Wednesday, November 18, 2009
Feature: Donna Gagnon Day 4
(a photo Donna took at Disney World, 1990)
Con te partirò
(Time to Say Goodbye)
Just keep sitting there. Yes. Like that. Like you always do. Passive. Waiting. When the star is ready, she will open her mouth as if to scream, move an arm carefully … like this [slash] … you will be momentarily blinded by the stage lights glaring off metal and the action will begin.
As my blood drips, staining the boards, I will hear your breath held so stupidly in check. Trust me. I know, better than you do, what needs to happen next.
My mouth will open wider, my vocal chords will tighten in the way they’ve been trained to and a sound will issue forth, filling this space with pain, heartbreak, regret and your tears will flow freely tonight.
You call me Divina. In your pedestrian memory, I am the exhilarating, brown-eyed Tosca and my heart nests in yours alone. You dream at night about my Elvira, hearing that clear, high E when you ejaculate under the sheets. You know fuck all about me. My real name, my true being, has been lost beneath all of your adulation. I have spent my life trying to please all of you out there. And I’m damned if I understand why.
I can be everyone but never myself. My life onstage is the only real thing, all else is artifice.

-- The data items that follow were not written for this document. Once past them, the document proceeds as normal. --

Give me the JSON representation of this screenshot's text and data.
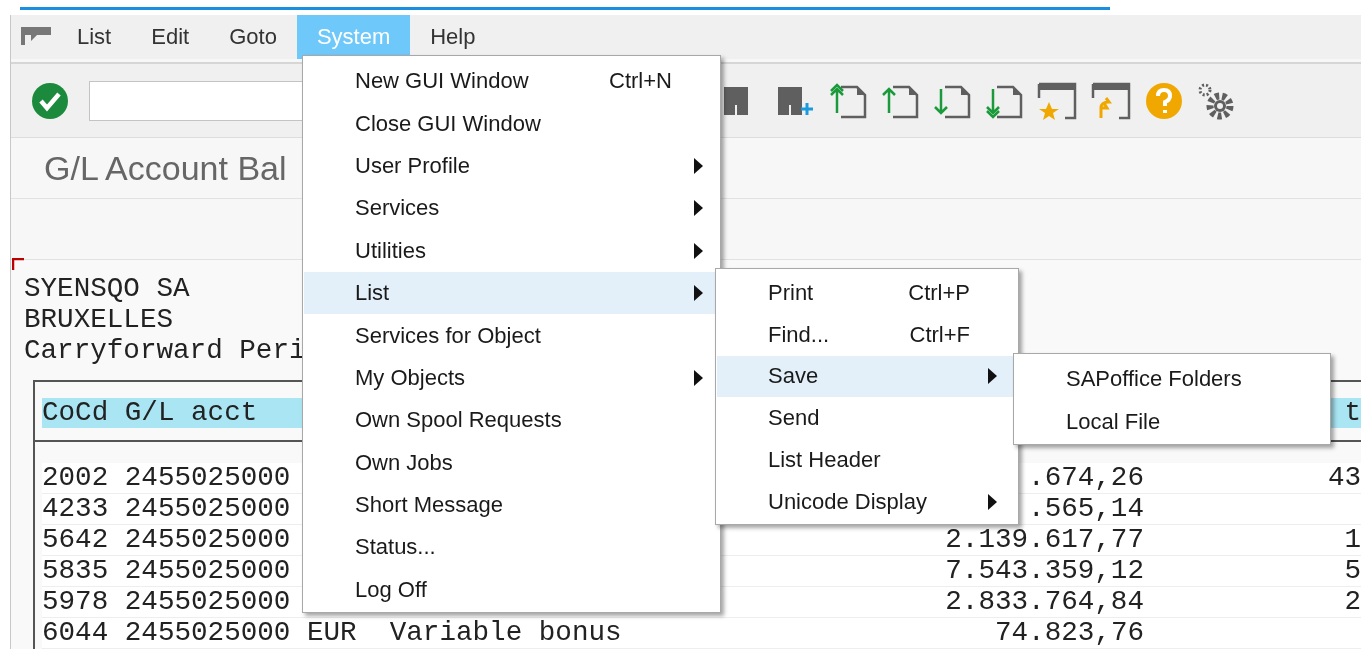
{
  "menu_bar": [
    {
      "label": "List",
      "selected": false
    },
    {
      "label": "Edit",
      "selected": false
    },
    {
      "label": "Goto",
      "selected": false
    },
    {
      "label": "System",
      "selected": true
    },
    {
      "label": "Help",
      "selected": false
    }
  ],
  "title": "G/L Account Bal",
  "report": {
    "header_lines": [
      "SYENSQO SA",
      "BRUXELLES",
      "Carryforward Peri"
    ],
    "columns": [
      "CoCd G/L acct",
      "t"
    ],
    "rows": [
      {
        "column_1": "2002 2455025000",
        "amount": ".674,26",
        "column_3": "43"
      },
      {
        "column_1": "4233 2455025000",
        "amount": ".565,14"
      },
      {
        "column_1": "5642 2455025000",
        "amount": "2.139.617,77",
        "column_3": "1"
      },
      {
        "column_1": "5835 2455025000",
        "amount": "7.543.359,12",
        "column_3": "5"
      },
      {
        "column_1": "5978 2455025000",
        "amount": "2.833.764,84",
        "column_3": "2"
      },
      {
        "column_1": "6044 2455025000 EUR  Variable bonus",
        "amount": "74.823,76"
      }
    ]
  },
  "system_menu": {
    "items": [
      {
        "label": "New GUI Window",
        "shortcut": "Ctrl+N",
        "submenu": false,
        "selected": false
      },
      {
        "label": "Close GUI Window",
        "submenu": false,
        "selected": false
      },
      {
        "label": "User Profile",
        "submenu": true,
        "selected": false
      },
      {
        "label": "Services",
        "submenu": true,
        "selected": false
      },
      {
        "label": "Utilities",
        "submenu": true,
        "selected": false
      },
      {
        "label": "List",
        "submenu": true,
        "selected": true
      },
      {
        "label": "Services for Object",
        "submenu": false,
        "selected": false
      },
      {
        "label": "My Objects",
        "submenu": true,
        "selected": false
      },
      {
        "label": "Own Spool Requests",
        "submenu": false,
        "selected": false
      },
      {
        "label": "Own Jobs",
        "submenu": false,
        "selected": false
      },
      {
        "label": "Short Message",
        "submenu": false,
        "selected": false
      },
      {
        "label": "Status...",
        "submenu": false,
        "selected": false
      },
      {
        "label": "Log Off",
        "submenu": false,
        "selected": false
      }
    ]
  },
  "list_menu": {
    "items": [
      {
        "label": "Print",
        "shortcut": "Ctrl+P",
        "submenu": false,
        "selected": false
      },
      {
        "label": "Find...",
        "shortcut": "Ctrl+F",
        "submenu": false,
        "selected": false
      },
      {
        "label": "Save",
        "submenu": true,
        "selected": true
      },
      {
        "label": "Send",
        "submenu": false,
        "selected": false
      },
      {
        "label": "List Header",
        "submenu": false,
        "selected": false
      },
      {
        "label": "Unicode Display",
        "submenu": true,
        "selected": false
      }
    ]
  },
  "save_menu": {
    "items": [
      {
        "label": "SAPoffice Folders",
        "submenu": false,
        "selected": false
      },
      {
        "label": "Local File",
        "submenu": false,
        "selected": false
      }
    ]
  }
}
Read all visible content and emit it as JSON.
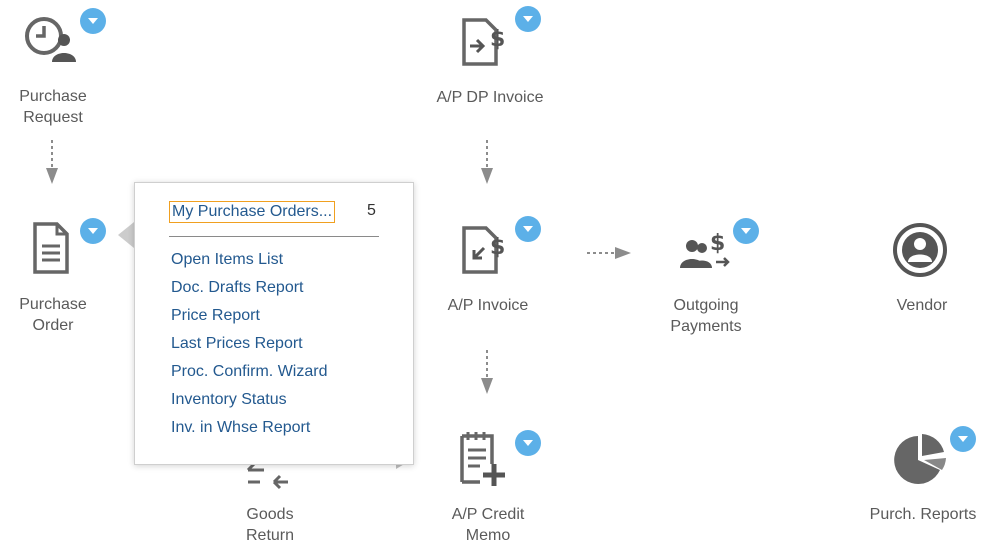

I could blame Jackie for my lingering depression. For bringing me to this final performance. That savage way she moved in on Ari when I needed him most … but it wasn’t her fault. He would have turned to anyone after I lost our first child and then couldn’t manage to successfully brew any more of them with him. I deserted my husband and gave myself up to another. Completely and oh so foolishly. Battista? I know you are out there and love me still. With my final breath, I will beg your forgiveness.
Yes, dear audience, this is only the first act in tonight’s opera. But it is my last. Mea culpa. Refunds may be requested at the box office.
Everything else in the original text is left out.